I'm only beginning to be struck by the countless "last things" I'm going to do these next couple of months. College is almost over and it's time to grow up.
I'll be there one last time in August though, when I go up on stage and receive my degree.

Friday, February 12, 2010

Up and down

A, N and I decided to go for a run today. We took the lakeside route, it's a road that hugs the curve of the lake, offering perspectives at every angle. I find it calming to see such an expanse of emptiness, it's a rare sight in Mumbai. Sunset is the best time to go, it's really quite glorious then, what with the sun leaving a bright orange trail, as if marking the spot where it is to return tomorrow.
There are a set of steps leading down to the lakeside and it was when we saw them that it occurred to us, that it would be good exercise to run up and down them. So we did twenty sets, giggling and panting all the way, and we quite missed the sunset.
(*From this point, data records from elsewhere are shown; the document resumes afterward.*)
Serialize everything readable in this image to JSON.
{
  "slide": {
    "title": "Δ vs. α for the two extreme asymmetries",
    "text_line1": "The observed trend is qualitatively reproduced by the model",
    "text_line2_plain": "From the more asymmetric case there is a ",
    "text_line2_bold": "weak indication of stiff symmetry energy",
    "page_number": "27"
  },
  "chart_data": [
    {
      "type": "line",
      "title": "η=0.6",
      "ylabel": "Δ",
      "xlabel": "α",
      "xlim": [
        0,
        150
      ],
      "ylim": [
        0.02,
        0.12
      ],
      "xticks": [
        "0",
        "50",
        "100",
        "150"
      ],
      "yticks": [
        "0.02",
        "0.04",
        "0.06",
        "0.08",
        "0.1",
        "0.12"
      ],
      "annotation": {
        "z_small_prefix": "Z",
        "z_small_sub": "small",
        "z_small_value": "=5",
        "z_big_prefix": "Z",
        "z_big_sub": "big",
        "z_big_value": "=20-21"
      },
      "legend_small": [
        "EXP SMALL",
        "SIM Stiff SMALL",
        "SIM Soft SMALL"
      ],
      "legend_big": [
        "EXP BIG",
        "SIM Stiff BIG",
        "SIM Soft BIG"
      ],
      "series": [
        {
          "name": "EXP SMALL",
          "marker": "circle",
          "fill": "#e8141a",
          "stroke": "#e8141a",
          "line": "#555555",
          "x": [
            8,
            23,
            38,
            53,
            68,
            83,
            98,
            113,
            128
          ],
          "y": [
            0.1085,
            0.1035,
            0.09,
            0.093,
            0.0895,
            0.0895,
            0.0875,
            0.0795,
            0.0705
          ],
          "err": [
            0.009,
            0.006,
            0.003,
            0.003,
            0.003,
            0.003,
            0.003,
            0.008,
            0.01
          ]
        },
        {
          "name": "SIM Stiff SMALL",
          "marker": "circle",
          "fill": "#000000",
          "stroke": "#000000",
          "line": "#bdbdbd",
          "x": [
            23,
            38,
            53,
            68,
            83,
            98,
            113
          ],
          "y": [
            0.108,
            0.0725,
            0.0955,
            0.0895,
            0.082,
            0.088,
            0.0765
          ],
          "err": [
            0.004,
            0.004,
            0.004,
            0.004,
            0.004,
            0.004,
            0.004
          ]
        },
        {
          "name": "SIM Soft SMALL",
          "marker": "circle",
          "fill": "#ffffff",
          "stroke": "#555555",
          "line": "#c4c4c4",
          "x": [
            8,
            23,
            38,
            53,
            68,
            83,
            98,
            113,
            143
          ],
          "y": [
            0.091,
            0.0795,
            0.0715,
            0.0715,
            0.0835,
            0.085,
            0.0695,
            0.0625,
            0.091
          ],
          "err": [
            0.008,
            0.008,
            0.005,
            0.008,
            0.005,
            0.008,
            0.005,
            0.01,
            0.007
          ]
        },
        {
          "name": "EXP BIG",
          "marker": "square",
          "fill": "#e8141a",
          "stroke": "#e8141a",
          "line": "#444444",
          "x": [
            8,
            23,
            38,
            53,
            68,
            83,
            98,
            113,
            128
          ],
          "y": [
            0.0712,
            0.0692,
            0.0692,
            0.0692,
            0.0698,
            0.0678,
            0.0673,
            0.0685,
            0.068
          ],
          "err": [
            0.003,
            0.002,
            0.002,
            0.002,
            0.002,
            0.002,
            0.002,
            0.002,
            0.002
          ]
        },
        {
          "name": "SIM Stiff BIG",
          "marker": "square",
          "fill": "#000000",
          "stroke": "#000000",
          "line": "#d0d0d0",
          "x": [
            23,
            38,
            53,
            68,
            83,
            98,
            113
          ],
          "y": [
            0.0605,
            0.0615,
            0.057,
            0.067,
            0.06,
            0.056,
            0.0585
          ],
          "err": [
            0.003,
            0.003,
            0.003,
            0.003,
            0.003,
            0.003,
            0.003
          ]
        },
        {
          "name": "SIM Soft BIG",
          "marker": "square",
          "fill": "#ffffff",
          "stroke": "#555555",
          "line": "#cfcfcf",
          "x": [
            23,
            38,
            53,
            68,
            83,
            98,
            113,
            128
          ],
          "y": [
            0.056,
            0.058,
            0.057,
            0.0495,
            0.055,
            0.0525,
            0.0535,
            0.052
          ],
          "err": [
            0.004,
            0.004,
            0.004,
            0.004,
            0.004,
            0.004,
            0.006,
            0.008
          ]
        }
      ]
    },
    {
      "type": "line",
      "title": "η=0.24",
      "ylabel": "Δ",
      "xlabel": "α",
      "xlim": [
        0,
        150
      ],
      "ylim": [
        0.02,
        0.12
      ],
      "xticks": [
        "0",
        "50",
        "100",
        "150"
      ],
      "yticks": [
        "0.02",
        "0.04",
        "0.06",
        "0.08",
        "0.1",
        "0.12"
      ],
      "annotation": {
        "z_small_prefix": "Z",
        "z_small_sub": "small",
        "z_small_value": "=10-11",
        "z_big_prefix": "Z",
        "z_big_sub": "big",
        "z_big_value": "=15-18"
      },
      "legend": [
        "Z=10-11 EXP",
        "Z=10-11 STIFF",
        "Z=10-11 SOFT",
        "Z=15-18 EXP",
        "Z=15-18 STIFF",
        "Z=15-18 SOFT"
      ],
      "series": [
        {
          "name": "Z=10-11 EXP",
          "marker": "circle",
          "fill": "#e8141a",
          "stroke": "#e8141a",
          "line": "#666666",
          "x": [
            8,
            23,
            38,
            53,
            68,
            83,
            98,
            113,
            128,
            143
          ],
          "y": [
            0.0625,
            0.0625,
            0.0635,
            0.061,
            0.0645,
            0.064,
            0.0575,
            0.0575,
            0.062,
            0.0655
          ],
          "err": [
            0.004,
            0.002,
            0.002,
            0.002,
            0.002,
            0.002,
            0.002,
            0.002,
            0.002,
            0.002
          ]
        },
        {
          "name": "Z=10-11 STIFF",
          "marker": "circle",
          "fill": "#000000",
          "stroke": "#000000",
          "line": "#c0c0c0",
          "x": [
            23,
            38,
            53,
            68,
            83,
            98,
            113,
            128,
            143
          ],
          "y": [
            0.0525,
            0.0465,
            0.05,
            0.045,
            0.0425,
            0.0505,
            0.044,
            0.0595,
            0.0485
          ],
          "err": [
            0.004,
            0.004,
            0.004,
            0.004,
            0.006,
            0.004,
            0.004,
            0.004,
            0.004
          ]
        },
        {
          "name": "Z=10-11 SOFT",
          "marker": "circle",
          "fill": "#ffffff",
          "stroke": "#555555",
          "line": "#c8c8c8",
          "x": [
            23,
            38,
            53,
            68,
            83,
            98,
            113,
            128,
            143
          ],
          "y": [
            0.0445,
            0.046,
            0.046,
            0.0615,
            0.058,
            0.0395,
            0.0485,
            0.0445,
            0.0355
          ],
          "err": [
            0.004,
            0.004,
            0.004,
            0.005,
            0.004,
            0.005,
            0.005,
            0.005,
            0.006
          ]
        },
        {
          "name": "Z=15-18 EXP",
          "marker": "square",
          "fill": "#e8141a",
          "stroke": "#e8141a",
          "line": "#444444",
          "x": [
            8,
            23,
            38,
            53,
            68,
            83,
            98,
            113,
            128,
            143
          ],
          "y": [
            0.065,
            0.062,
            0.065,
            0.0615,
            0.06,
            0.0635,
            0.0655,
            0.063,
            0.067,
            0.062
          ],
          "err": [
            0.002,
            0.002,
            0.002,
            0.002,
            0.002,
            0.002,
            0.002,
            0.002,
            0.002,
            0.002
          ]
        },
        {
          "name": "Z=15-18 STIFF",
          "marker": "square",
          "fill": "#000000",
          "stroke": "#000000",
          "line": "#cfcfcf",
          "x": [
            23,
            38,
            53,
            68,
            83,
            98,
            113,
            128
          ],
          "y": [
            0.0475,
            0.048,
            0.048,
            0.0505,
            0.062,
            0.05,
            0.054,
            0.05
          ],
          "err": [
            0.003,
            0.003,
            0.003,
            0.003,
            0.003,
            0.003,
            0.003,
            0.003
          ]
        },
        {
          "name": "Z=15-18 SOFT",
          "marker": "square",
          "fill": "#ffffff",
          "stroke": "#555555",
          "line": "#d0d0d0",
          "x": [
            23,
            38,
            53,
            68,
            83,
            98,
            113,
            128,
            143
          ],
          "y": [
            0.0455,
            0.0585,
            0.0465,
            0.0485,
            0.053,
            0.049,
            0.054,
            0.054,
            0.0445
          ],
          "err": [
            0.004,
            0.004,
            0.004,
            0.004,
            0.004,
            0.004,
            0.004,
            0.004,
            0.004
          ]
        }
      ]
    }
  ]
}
Thursday, February 11, 2010

Ice cream at midnight

Today we had a PAF meeting. I've said this before, PAF time is my favourite time of the year. And I can feel it all over again, the same excitement from years before. The meeting was all the way across the campus, in H13, but it didn't seem to matter. I had excellent company and was almost sorry when we reached our destination. After the meeting, K and I snuck out, leaving the juniors to negotiate who was giving whom a treat. We stopped at the ice cream parlour on our way back though, for a little treat. It was fun licking our cones, in the chilly night air.

Another Day

Yesterday was good to me Reader, one of those days when you go to bed tired. I have very few of those in fifth year, come to think of it and it's not a good thing. It was a normal sort of day, I didn't do anything very much out of the ordinary and no particular moment stood out. It was one out of hundreds of other days, passed by and soon forgotten. But I must've done something right, because I went to bed not guilty or uneasy, but contentedly and I slept dreamlessly.

Tuesday, February 9, 2010

Windy day

The weather's been quite glorious today, Reader. I do love a windy day. I love watching as the wind churns up fallen leaves and sets them dancing madly, I love standing up to the wind, testing my strength against it and I love it when it whips away my words as soon as they're spoken, carrying them off. It's only on windy days that I wish my walk from the hostel to my department was longer, it seems almost a crime to go indoors and not emerge till it is dark and the wind has blown itself away.

Monday, February 8, 2010

February

I'm back, Reader. I think what I need is a routine. Every evening, 7 pm, post on blog. Something I can stick to. Otherwise I wander away from here and don't return for weeks on end.
It's February now and I don't quite know where the winter went. It seems like just yesterday that I was curling up in bed, pleasantly shivery, but now I already have my rickety fan on as fast as it can go. This is also the month I turn twenty two. Twenty two isn't a particularly significant age, I suppose. I firmly hold that all birthdays after twenty one are simply depressing. I look back on my year and wonder what on earth I've achieved. (I know I should've already done this on New Year's, Reader, but I was too busy partying then) I made a list over the weekend of things to do in the nine days left before I officially turn a year older. It's a rather scandalous list though, so I don't think I'll tell you about it here.
I do love though that my birthday comes in the spring. There's such an air of possibility around. I don't think anyone can be depressed for long in the spring. Why, just today, an adventurous squirrel clambered onto my windowsill and snatched away a hunk of bread almost from my fingers.
I'll spare you the long introspection today Reader, I still have nine days left to complete it. Wish me luck on my list!